Frankly I think TryGhost/Ghost is responsible for almost half of express-brute's installs right now, so I'd love to hear more about what your priorities for an MVP for v2.0 might look like (supported backends, etc) and be open to adding you as collaborators/maintainers as well.

[ErisDS]

Thanks for the super fast reply!

I'd love to get an initial patch/minor update out that just does some super basic dev dependency updates and to resolve the license (the file is MIT, the package.json says BSD).

After that my priorities for a major would be getting the security vulnerability fixed (although I am in agreement it is flagged overly harshly) and if you'd allow it, swapping underscore for lodash as express-brute is one of only 3 modules in our dep-tree using it now 🙂

In terms of backends, we use memory + knex atm, with a desire to at some point support redis (for which there is a more up-to-date fork here maintained by one of Ghost's main contributors).

I'd love to be allowed to maintain the repo directly if that's something you'd be comfortable with.

[AdamPflug]

@ErisDS Sounds good, I sent you an invite as a contributor.

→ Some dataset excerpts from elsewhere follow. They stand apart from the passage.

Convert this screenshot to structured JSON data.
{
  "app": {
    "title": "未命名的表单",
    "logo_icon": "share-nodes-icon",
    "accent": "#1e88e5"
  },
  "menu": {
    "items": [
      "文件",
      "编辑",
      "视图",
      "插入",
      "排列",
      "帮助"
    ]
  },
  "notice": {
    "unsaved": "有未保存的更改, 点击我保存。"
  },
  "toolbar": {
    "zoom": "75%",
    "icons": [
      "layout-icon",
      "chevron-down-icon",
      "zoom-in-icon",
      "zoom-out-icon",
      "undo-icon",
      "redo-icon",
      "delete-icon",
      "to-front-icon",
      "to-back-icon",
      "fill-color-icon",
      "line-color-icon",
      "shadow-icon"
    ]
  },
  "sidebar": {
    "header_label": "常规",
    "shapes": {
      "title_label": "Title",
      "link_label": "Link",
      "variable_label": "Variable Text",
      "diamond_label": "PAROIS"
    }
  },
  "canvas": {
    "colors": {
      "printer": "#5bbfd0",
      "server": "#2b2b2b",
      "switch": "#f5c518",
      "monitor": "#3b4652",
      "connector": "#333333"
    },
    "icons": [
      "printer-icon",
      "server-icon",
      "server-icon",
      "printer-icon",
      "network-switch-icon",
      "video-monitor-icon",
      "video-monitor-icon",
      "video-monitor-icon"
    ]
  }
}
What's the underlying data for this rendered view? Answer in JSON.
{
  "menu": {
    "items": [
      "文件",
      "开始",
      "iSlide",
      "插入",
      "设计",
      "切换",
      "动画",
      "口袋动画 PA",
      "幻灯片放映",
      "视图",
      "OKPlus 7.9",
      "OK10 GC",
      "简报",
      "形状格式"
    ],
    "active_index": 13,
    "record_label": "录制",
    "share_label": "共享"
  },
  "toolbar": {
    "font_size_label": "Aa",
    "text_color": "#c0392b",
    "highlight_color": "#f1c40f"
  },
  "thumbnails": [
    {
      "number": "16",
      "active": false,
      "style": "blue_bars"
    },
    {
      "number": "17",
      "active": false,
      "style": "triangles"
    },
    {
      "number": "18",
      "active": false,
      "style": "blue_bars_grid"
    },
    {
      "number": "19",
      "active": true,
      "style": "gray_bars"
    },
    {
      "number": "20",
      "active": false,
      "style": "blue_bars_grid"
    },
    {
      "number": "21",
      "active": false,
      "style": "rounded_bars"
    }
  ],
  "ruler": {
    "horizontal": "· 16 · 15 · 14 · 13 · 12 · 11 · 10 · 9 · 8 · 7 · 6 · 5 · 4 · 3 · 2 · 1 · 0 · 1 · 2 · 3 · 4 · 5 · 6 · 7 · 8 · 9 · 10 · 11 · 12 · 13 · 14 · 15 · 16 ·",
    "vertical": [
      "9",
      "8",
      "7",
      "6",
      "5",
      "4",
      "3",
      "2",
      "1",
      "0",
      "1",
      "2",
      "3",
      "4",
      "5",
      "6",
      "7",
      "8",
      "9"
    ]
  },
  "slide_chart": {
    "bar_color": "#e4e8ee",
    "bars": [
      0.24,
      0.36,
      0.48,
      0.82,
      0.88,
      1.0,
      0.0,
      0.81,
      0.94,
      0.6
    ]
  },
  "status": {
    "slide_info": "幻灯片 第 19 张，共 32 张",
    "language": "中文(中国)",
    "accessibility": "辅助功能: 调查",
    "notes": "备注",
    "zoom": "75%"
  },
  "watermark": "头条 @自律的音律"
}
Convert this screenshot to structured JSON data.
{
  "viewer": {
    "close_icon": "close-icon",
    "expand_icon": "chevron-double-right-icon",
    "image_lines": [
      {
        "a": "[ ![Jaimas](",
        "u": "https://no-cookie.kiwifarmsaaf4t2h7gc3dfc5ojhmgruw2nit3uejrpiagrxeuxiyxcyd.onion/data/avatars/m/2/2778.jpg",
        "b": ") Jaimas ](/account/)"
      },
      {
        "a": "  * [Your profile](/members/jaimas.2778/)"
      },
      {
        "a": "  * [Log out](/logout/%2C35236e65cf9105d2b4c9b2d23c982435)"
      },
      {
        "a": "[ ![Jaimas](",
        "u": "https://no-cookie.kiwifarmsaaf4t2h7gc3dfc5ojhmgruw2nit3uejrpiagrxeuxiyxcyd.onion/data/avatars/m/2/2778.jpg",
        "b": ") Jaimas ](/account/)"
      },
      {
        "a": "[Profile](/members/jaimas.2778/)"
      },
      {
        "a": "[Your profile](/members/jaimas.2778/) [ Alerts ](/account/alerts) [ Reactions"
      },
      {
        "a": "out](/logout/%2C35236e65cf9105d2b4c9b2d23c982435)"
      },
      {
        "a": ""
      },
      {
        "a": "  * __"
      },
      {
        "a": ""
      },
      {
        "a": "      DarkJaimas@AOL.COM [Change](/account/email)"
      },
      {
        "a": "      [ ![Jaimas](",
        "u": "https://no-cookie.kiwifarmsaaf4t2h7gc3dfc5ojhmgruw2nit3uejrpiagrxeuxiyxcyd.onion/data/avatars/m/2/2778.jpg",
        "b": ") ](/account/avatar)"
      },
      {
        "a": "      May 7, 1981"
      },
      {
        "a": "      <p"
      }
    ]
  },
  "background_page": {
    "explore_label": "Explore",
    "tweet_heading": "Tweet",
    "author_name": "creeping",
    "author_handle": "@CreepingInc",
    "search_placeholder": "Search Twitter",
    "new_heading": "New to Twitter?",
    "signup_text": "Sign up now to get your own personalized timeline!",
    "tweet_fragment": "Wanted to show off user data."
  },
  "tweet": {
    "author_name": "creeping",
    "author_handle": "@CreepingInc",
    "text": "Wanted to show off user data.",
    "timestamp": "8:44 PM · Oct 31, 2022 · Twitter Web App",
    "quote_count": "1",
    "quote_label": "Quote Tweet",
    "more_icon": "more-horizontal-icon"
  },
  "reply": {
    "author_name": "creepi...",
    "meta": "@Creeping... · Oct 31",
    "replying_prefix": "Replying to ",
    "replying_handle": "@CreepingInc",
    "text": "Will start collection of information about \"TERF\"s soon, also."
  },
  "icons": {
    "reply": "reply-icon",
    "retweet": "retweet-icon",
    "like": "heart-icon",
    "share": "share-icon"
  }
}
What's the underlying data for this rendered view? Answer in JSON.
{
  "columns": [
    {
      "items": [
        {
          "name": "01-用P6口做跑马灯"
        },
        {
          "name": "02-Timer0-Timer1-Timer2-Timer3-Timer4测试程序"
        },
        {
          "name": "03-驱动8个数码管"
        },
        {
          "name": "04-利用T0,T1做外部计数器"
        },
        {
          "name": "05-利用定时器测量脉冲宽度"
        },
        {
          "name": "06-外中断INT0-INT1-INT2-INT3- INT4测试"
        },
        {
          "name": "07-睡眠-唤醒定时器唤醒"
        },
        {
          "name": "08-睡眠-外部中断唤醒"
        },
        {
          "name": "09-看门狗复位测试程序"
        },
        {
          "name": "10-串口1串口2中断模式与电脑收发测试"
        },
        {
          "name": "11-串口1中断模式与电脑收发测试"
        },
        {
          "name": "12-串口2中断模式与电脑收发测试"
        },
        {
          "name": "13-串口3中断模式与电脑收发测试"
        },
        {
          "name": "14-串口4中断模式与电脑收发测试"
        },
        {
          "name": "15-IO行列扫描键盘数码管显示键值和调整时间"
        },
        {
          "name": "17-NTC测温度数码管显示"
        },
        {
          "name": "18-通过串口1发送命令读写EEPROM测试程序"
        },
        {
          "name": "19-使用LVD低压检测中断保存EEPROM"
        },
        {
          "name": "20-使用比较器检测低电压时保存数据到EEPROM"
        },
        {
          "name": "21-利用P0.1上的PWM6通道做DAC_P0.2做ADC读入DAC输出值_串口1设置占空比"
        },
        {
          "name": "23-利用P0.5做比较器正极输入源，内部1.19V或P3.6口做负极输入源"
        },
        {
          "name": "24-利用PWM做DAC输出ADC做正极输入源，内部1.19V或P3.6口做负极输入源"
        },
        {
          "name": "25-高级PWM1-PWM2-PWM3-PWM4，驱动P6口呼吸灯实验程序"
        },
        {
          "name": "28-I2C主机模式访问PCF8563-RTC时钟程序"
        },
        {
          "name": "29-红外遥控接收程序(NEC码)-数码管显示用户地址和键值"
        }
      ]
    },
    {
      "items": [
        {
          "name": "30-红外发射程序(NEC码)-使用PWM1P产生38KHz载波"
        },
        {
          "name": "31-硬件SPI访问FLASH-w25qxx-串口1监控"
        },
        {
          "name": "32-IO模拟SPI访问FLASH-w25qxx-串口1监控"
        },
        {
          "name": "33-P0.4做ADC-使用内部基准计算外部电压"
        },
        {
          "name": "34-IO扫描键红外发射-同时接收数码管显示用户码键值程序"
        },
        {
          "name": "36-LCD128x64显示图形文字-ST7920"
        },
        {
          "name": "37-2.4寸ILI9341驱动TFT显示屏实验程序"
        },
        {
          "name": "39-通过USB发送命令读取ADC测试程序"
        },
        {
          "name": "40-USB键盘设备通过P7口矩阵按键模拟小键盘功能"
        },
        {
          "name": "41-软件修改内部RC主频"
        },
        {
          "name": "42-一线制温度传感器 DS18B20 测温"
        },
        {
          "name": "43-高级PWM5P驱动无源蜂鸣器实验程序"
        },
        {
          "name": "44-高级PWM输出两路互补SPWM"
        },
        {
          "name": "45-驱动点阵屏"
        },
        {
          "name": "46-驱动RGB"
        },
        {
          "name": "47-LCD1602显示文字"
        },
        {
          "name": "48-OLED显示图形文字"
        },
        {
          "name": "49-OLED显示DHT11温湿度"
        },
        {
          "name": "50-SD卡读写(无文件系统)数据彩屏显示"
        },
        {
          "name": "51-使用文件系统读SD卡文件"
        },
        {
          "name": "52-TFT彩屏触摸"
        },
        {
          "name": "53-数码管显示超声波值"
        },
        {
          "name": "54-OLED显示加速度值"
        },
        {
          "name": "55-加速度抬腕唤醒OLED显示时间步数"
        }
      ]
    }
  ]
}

Let's start with the dependency updates and underscore->lodash swap for the first push. Also good catch on the license issue. I think my intention was to use MIT instead of BSD since my understanding was it's the less restrictive of the two.

[ErisDS]

I'm so sorry I somehow missed this and then went off on maternity leave. Could we try again?

[AdamPflug]

@ErisDS sure!

[ErisDS]

Thank you!

[flipvh]

Hi there, this is still a package used by many others. Is there a way to get some updates regarding the dependencies and security warnings? I would be happy to sponsor this effort somehow if possible. Thanks for your consideration.

[animir]

As I see users of this package still suffer because of updates absence. @flipvh and anyone who wants to keep the logic of this package could migrate to ExpressBruteFlexible from rate-limiter-flexible package.

[flipvh]

Thanks @animir we are planning for this somewhere this month! Thanks for all your work and input in all this!

[pjonsson]

Let's start with the dependency updates and underscore->lodash swap for the first push.

@AdamPflug I don't think anyone is asking for a 2.0, but there is a dependency update in #92, so a 1.0.2 release just containing that would be lovely.